背景

2022 年 10 月 27 日马斯克以 440 亿美元完成 Twitter私有化交易并改名X.com,整整一年过去后,X的工程架构也发生巨大的变化,今年10月27日X工程团队发表了一个推文,总结一年的巨大变化,我觉得这个帖子很有代表性,给所有做engineering的同学新的启发。

原文

https://twitter.com/XEng/status/1717754398410240018

This has been a year full of engineering excellence that sometimes can go unnoticed. Besides all the visible changes you see on our app, here are some of the most important improvements we have made under the hood.

  • Consolidated the tech stacks for For you, Following, Search, Profiles, Lists, Communities and Explore around a singular product framework.
  • Completely rebuilt the For you serving and ranking systems from the ground up, resulting in a decrease 90% reduction in lines of code from 700K to 70K, a 50% decrease in our compute footprint, and an 80% increase in the throughput of posts scored per request.
  • Unified the For you and video personalization and ranking models, which significantly improved video recommendation quality.
  • Refactored the API middleware layer of our tech stack and in doing so simplified the architecture by removing more than 100K lines of code and thousands of unused internal endpoints and eliminating unadopted client services.
  • Reduced post metadata sourcing latency by 50%, and global API timeout errors by 90%.
  • Blocked bots and content scrapers at a rate +37% greater than 2022. On average, we prevent more than 1M bots signup attacks each day and we’ve reduced DM spam by 95%.
  • Shutdown the Sacramento data center and re-provisioned the 5,200 racks and 148,000 servers, which generated more than $100M in annual savings. In total, we freed up 48 MW of capacity and tore down 60k lbs. of network ladder rack before re-provisioning it to other data centers.
  • Optimized our usage of cloud service providers and began doing much more on-prem. This shift has reduced our monthly cloud costs by 60%. Among the changes we made was a shift of all media/blob artifacts out of the cloud, which reduced our overall cloud data storage size by 60%, and separately, we succeeded in reducing cloud data processing costs by 75%.
  • Built on-prem GPU Supercompute clusters and designed, developed, and delivered 43.2Tbps of new network fabric architecture to support the clusters.
  • Scaled network backbone capacity and redundancy, which resulted in $13.9M/year in savings.
  • Started automated peak traffic failover tests to validate the scalability and availability of the entire platform continuously.

中文版

这是工程的卓越一年,但有时却以不被关注的方式进行。除了你在我们的应用程序上看到的所有可见的变化之外,以下是我们在幕后做出的一些最重要的改进。
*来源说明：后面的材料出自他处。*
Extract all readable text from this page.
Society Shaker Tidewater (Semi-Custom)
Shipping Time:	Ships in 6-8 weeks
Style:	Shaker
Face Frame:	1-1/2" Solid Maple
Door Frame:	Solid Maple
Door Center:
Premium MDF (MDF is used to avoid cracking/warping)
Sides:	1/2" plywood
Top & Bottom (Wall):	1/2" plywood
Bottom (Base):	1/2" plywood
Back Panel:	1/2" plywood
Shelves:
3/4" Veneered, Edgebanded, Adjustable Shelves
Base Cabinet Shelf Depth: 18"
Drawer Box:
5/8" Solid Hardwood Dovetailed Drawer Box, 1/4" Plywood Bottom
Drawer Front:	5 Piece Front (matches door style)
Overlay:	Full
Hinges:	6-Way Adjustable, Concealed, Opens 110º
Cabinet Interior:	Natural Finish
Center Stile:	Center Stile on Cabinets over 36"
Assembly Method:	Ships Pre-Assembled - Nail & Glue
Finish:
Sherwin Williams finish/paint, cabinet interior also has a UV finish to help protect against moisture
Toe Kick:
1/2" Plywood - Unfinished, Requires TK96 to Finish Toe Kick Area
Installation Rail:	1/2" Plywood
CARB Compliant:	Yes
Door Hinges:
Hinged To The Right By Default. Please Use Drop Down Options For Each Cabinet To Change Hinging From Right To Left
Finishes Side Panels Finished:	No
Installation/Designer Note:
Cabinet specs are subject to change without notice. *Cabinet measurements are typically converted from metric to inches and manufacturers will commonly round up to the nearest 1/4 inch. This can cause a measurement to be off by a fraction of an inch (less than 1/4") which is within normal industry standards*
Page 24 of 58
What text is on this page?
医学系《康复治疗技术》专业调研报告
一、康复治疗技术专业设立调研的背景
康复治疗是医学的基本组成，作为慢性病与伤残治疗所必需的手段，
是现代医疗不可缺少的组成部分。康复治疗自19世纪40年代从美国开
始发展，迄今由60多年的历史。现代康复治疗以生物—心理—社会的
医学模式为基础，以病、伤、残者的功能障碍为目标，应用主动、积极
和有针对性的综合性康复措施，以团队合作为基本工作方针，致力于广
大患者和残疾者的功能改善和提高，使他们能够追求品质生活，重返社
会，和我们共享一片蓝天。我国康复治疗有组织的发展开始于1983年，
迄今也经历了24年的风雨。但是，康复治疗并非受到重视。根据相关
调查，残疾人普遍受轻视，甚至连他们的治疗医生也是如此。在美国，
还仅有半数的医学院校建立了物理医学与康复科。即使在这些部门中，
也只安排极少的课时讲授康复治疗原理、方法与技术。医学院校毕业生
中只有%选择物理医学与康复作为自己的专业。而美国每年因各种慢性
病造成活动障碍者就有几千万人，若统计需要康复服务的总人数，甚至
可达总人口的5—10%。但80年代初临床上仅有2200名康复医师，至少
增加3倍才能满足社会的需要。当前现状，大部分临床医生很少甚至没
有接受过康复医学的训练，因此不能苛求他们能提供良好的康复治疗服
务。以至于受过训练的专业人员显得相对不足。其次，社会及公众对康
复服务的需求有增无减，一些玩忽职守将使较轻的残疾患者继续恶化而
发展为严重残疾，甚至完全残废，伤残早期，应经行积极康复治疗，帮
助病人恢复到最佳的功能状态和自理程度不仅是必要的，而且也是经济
  • 围绕单一的产品框架整合了For you、Following、Search、Profiles、Lists、Communities和Explore的技术堆栈。
  • 从头开始完全重建了“For you”和排名系统,使代码行从700K减少了90%,减少到70K,我们的计算开销减少了50%,每个请求的帖子吞吐量增加了80%。
  • 统一了For you和视频个性化和排名模型,显著提高了视频推荐质量。
  • 重构了我们技术堆栈中的API中间件层,并通过删除超过10万行代码和数千个未使用的内部接口以及清除未使用的客户端服务。
  • 将帖子元数据源延迟减少50%,全局API超时错误减少90%。
  • 被阻止的机器人和内容抓取器的比率比2022年高出37%。平均而言,我们每天防止超过100万个机器人注册攻击,DM垃圾邮件减少了95%。
  • 关闭萨克拉门托数据中心,重新配置5200个机架和14.8万台服务器,每年节省超过1亿美元。在将其重新配置到其他数据中心之前,我们总共释放了48兆瓦的容量,并拆除了6万磅的网络梯形架。
  • 优化了我们对云服务提供商的使用,并开始进行更多的私有化部署。这一转变使我们每月的云成本降低了60%。我们所做的更改之一是将所有媒体/blob工件移出云,这将我们的整体云数据存储大小减少了60%,另外,我们还成功地将云数据处理成本减少了75%。
  • 基于私有化的GPU超级计算集群,设计、开发并交付了43.2Mbps的新网络结构架构来支持集群。
  • 扩展了网络主干网容量和冗余,每年节省1390万美元。
  • 已启动自动化峰值流量故障切换测试,以不断验证整个平台的可扩展性和可用性。

评价

十年前,上云是一个非常流行的词,没想到十年后,下云反而成了一个时髦的词汇。X所做的事情再一次证明,与其屎上雕花,还不如拆了重建。不搞云原生的政治正确,还是更关注真实需求。遇到这样一个有魄力的老板,悲哉?幸哉?